While base malts add the majority of fermentable sugars, specialty malts add flavor, color, and body. Like the base malts, each style of beer has certain proportions of specialty grains that are commonly used. There are many types of specialty malts available. Examples include: aromatic, black barley, rice, chocolate, crystal, wheat, victory, rye, and rauch. Specialty malt characteristics range from light to dark in both flavor and color. As for their contribution to body, some specialty malts help aid in head retention and body; others will have the opposite effect by thinning out the body and lowering head retention. Very few of the specialty malts are used to increase the fermentable sugars, but corn and rice are exceptions to this.

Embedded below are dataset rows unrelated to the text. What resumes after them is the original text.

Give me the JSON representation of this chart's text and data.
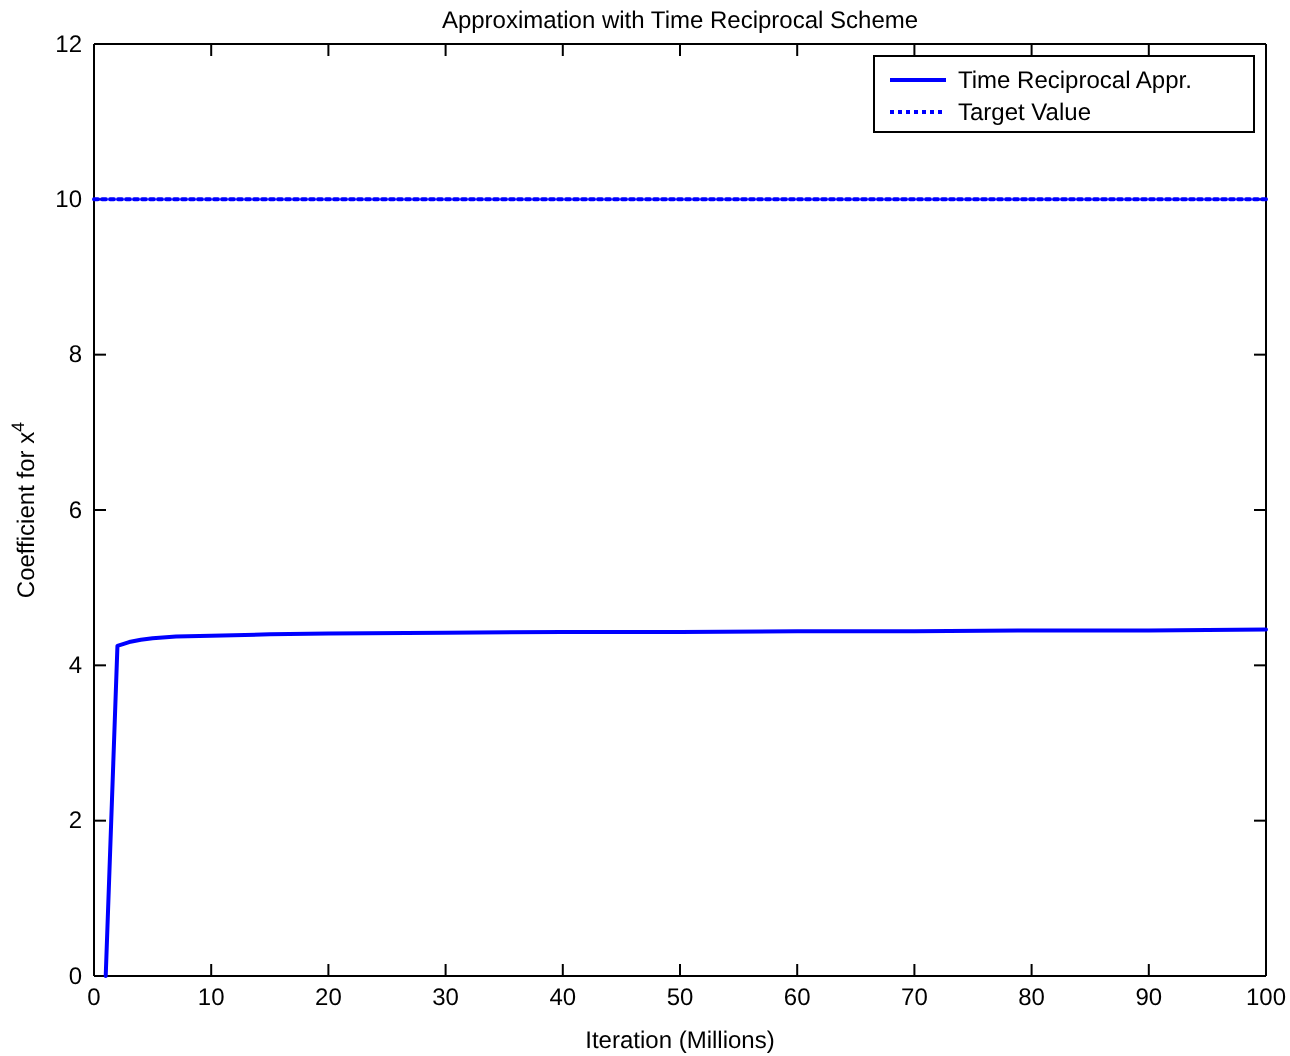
{
  "chart_data": {
    "type": "line",
    "title": "Approximation with Time Reciprocal Scheme",
    "xlabel": "Iteration (Millions)",
    "ylabel": "Coefficient for x$^{4}$",
    "xlim": [
      0,
      100
    ],
    "xticks": [
      0,
      10,
      20,
      30,
      40,
      50,
      60,
      70,
      80,
      90,
      100
    ],
    "ylim": [
      0,
      12
    ],
    "yticks": [
      0,
      2,
      4,
      6,
      8,
      10,
      12
    ],
    "grid": false,
    "legend": "top right",
    "series": [
      {
        "name": "Time Reciprocal Appr.",
        "color": "#0000ff",
        "line_style": "solid",
        "x": [
          1,
          2,
          3,
          4,
          5,
          7,
          10,
          15,
          20,
          30,
          40,
          50,
          60,
          70,
          80,
          90,
          100
        ],
        "values": [
          0,
          4.25,
          4.3,
          4.33,
          4.35,
          4.37,
          4.38,
          4.4,
          4.41,
          4.42,
          4.43,
          4.43,
          4.44,
          4.44,
          4.45,
          4.45,
          4.46
        ]
      },
      {
        "name": "Target Value",
        "color": "#0000ff",
        "line_style": "dotted",
        "x": [
          0,
          100
        ],
        "values": [
          10,
          10
        ]
      }
    ]
  }
}
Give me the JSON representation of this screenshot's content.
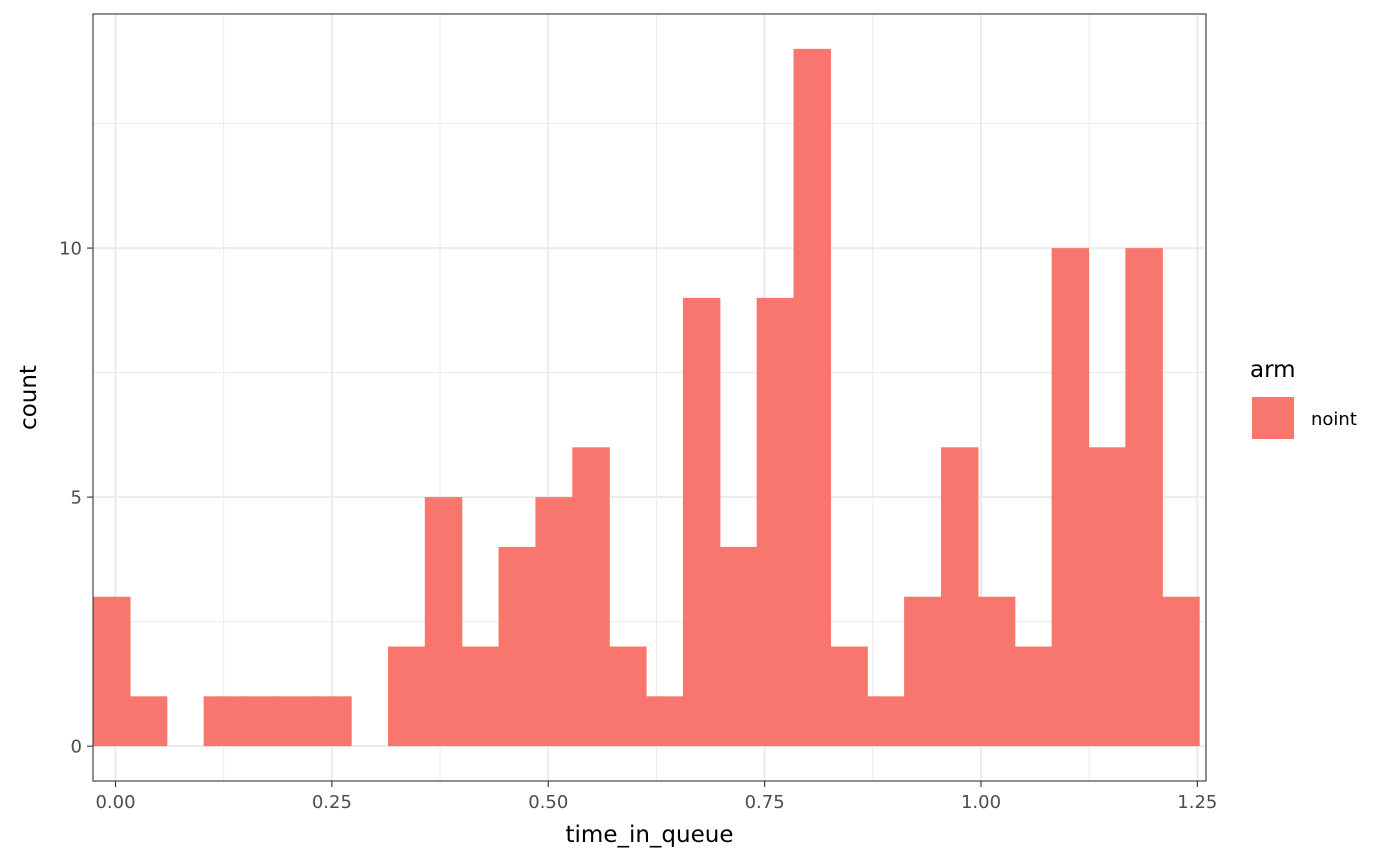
{
  "chart_data": {
    "type": "bar",
    "subtype": "histogram",
    "xlabel": "time_in_queue",
    "ylabel": "count",
    "xlim": [
      -0.026,
      1.26
    ],
    "ylim": [
      -0.7,
      14.7
    ],
    "x_ticks": [
      0.0,
      0.25,
      0.5,
      0.75,
      1.0,
      1.25
    ],
    "x_tick_labels": [
      "0.00",
      "0.25",
      "0.50",
      "0.75",
      "1.00",
      "1.25"
    ],
    "y_ticks": [
      0,
      5,
      10
    ],
    "y_tick_labels": [
      "0",
      "5",
      "10"
    ],
    "grid": true,
    "legend_position": "right",
    "legend": {
      "title": "arm",
      "entries": [
        {
          "label": "noint",
          "color": "#F8766D"
        }
      ]
    },
    "series": [
      {
        "name": "noint",
        "color": "#F8766D",
        "bin_start": -0.026,
        "bin_width": 0.0426,
        "counts": [
          3,
          1,
          0,
          1,
          1,
          1,
          1,
          0,
          2,
          5,
          2,
          4,
          5,
          6,
          2,
          1,
          9,
          4,
          9,
          14,
          2,
          1,
          3,
          6,
          3,
          2,
          10,
          6,
          10,
          3
        ]
      }
    ]
  }
}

Other brewing sugars can also be added to beer, but typically should be no more than 10 percent of the fermentable sugars. Examples are: honey, brown sugar, lactose, fruit, raw sugar, and maple syrup. Most sugars have plenty of sucrose which is highly fermentable (although some have none). Unfortunately they also have other sugars that may not be fermentable. These other sugars can disrupt fermentation or impart large amounts of flavor or color. Learning the flavors these sugars impart will come with experimentation and trying commercial brands that use them.

Deciding on an official grain bill can be difficult to determine. Once the type and percentages of each grain are decided, focus has to be turned to target gravity and mash efficiency. Mash efficiency is somewhat difficult to determine. Even an experienced home brewer can sometimes be surprised by their mash efficiency or lack of efficiency.  Instead of worrying too greatly on mash efficiency, try focusing on hitting the target gravity (although “Designing Great Beers” by Ray Daniels has tons of great ideas for calculating the mash efficiency and target gravity).

Each style has a specified range for the target gravity and by hitting within these ranges, the results are much better because the gravity influences the ABV and the balance between bitterness and sweetness. To hit the target gravity, always have a hydrometer at hand while brewing. Assess the gravity of the wort during the mash, after the mash, after lautering, and while boiling. By assessing the gravity throughout the brewing process, measures can be taken to hit your target gravity even if the brew isn’t on target. For example, if the gravity is lower than expected after the mash and lautering, extra boiling time will produce a smaller volume of beer or add more fermentable sugars; if the gravity is too high, dilute the wort or remove part of the wort. These solutions are simple and can typically be done throughout the brewing process with care. No one wants to get to the end of the brewing process to relieve they have missed the mark completely. At the end, it becomes more difficult to make large changes.

Learning the brewing process is largely based on trial and error so keep good notes throughout the brewing process. Looking back on notes of previous brews, it’s usually easy to see where things don’t quite add. To learn the flavors and aromas of the various malts, taste the wort after the mash, chew on a piece of grain, or make “teas” with the grain. Entire books are written on each style of beer and should be referenced when trying to recreate them or making a unique representation of one. These books will give far more insight into the guidelines of each style than this article can alone. Cheers to learning the science of brew through experience and the love of beer!